Even Yale New Haven Health — the state’s largest hospital system — declined to acquire Waterbury Hospital after reviewing its financials. If Yale, with far greater resources and experience, decided it wasn’t viable, why would a loss-making public institution take it on?
And Waterbury may not be the last. State officials are reportedly in discussions to acquire Bristol Hospital and Day Kimball Hospital in Putnam — both struggling to stay afloat.
Rhode Island’s Experience: A Warning, Not a Template
Connecticut doesn’t have to look far for a cautionary tale. Rhode Island faced a similar situation when Prospect-owned hospitals there began to fail and spent years trying to prevent the collapse of Roger Williams Medical Center and Our Lady of Fatima Hospital.
Regulators there spent years trying to keep them afloat through strict oversight and conditional approvals, but the nonprofit buyer still couldn’t secure financing.
Despite all that oversight, Rhode Island’s hospitals continued to lose millions per month, and the state found itself supervising — not saving — a slow-motion collapse.
Ultimately, the state never owned the hospitals; it merely supervised their decline. Yet despite that limited role, Rhode Island still faced mounting operating losses, stalled financing, and the very real prospect of closure. Connecticut is now preparing to take on something far riskier: not supervising a failing hospital, but buying one outright.
A Well-Intentioned Plan That Ignores Fiscal Reality
Preserving healthcare access in cities like Waterbury is an important goal. No one disputes that these hospitals serve communities in need. But good intentions can’t hide the risks.

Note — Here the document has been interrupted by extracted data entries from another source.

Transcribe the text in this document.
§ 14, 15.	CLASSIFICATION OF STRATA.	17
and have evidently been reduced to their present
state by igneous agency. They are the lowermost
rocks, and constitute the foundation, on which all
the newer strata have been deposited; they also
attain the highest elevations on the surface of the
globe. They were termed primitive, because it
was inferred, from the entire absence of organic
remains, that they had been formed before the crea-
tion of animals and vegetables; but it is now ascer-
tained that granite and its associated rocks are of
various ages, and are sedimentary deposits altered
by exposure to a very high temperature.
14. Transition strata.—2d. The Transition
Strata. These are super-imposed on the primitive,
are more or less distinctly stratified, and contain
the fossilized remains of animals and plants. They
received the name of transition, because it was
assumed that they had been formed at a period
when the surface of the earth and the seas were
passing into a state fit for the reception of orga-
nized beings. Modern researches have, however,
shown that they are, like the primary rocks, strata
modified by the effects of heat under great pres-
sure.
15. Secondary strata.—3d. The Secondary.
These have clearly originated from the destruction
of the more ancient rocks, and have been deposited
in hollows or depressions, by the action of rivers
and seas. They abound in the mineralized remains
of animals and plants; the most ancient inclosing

Lamont’s proposal would commit Connecticut to buying one of the most financially troubled hospitals in the state; add hundreds of millions in new bonded debt to the state’s balance sheet; expanding UConn Health far beyond its core academic and clinical mission; and entrust a financially distressed agency with managing new, complex hospital operations.
Legislators should insist on full transparency about long-term costs and UConn Health’s ability to manage additional operations. Without that, the state risks repeating Rhode Island’s mistakes — with more taxpayer money.
Connecticut has worked too hard to rebuild its fiscal footing to risk it all on a bailout disguised as a rescue.